= Central Archaeological Council =

Supreme advisory body for the protection of antiquities in Greece

The Central Archaeological Council and Museums Council (Κεντρικό Αρχαιολογικό Συμβούλιο και Συμβούλιο Μουσείων), commonly known simply by its older abbreviation KAS (Κ.Α.Σ.), is the supreme advisory body for all matters pertaining to the "protection of antiquities and cultural patrimony in general" in Greece.

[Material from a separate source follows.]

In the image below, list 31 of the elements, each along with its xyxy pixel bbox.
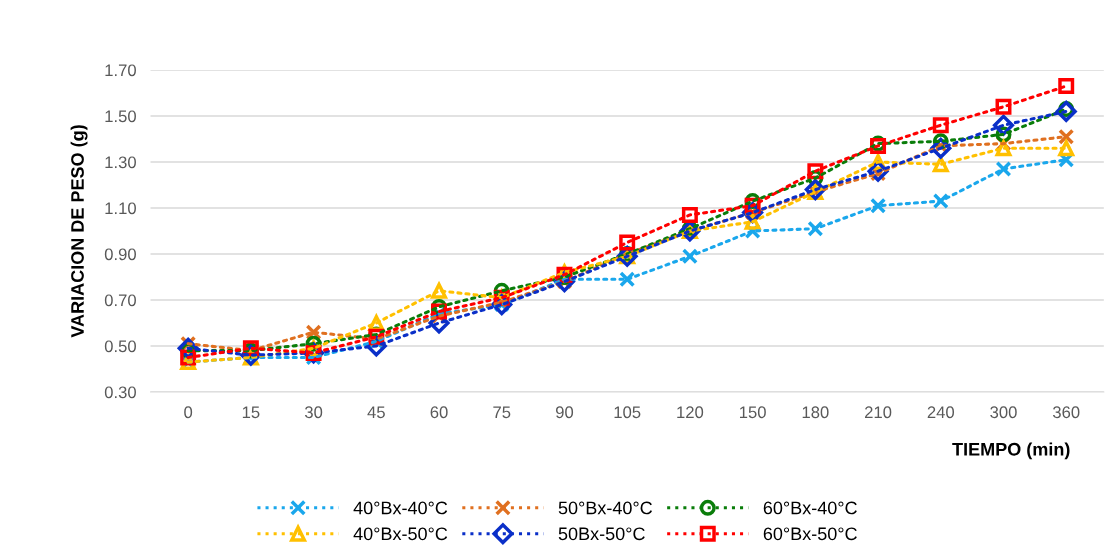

Its present form and functions are regulated by Law 3028/2002, but its origins date back to 1834, when the Central Committee (Κεντρική Ἐπιτροπὴ, Kentrikí Epitropí) of the Greek Archaeological Service was established. This was renamed to Archaeological Committee (Ἀρχαιολογικὴ Ἐπιτροπὴ, Archaiologikí Epitropí) and given broader powers in 1899, to Archaeological Council (Ἀρχαιολογικόν Συμβούλιον, Archaiologikón Symvoúlion) in 1910, and to Central Archaeological Council (Κεντρικό Αρχαιολογικό Συμβούλιο, Kentrikó Archaiologikó Symvoúlio) in 1977.

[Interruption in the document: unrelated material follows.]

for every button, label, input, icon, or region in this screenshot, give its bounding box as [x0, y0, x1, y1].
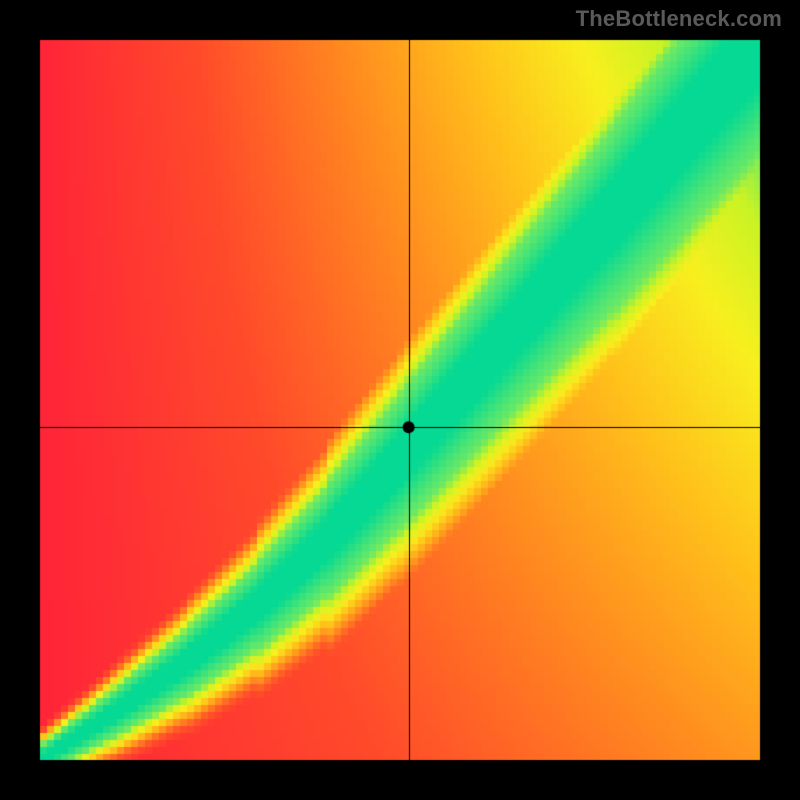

Its members are selected among scientists, educators, artists, and archaeologists. It is charged with the preservation and restoration of cultural monuments, the management of archaeological sites, the establishment and management of museums, and the supervision of research and excavation activities both by the local ephorates of antiquities as well as by the foreign archaeological institutes active in Greece.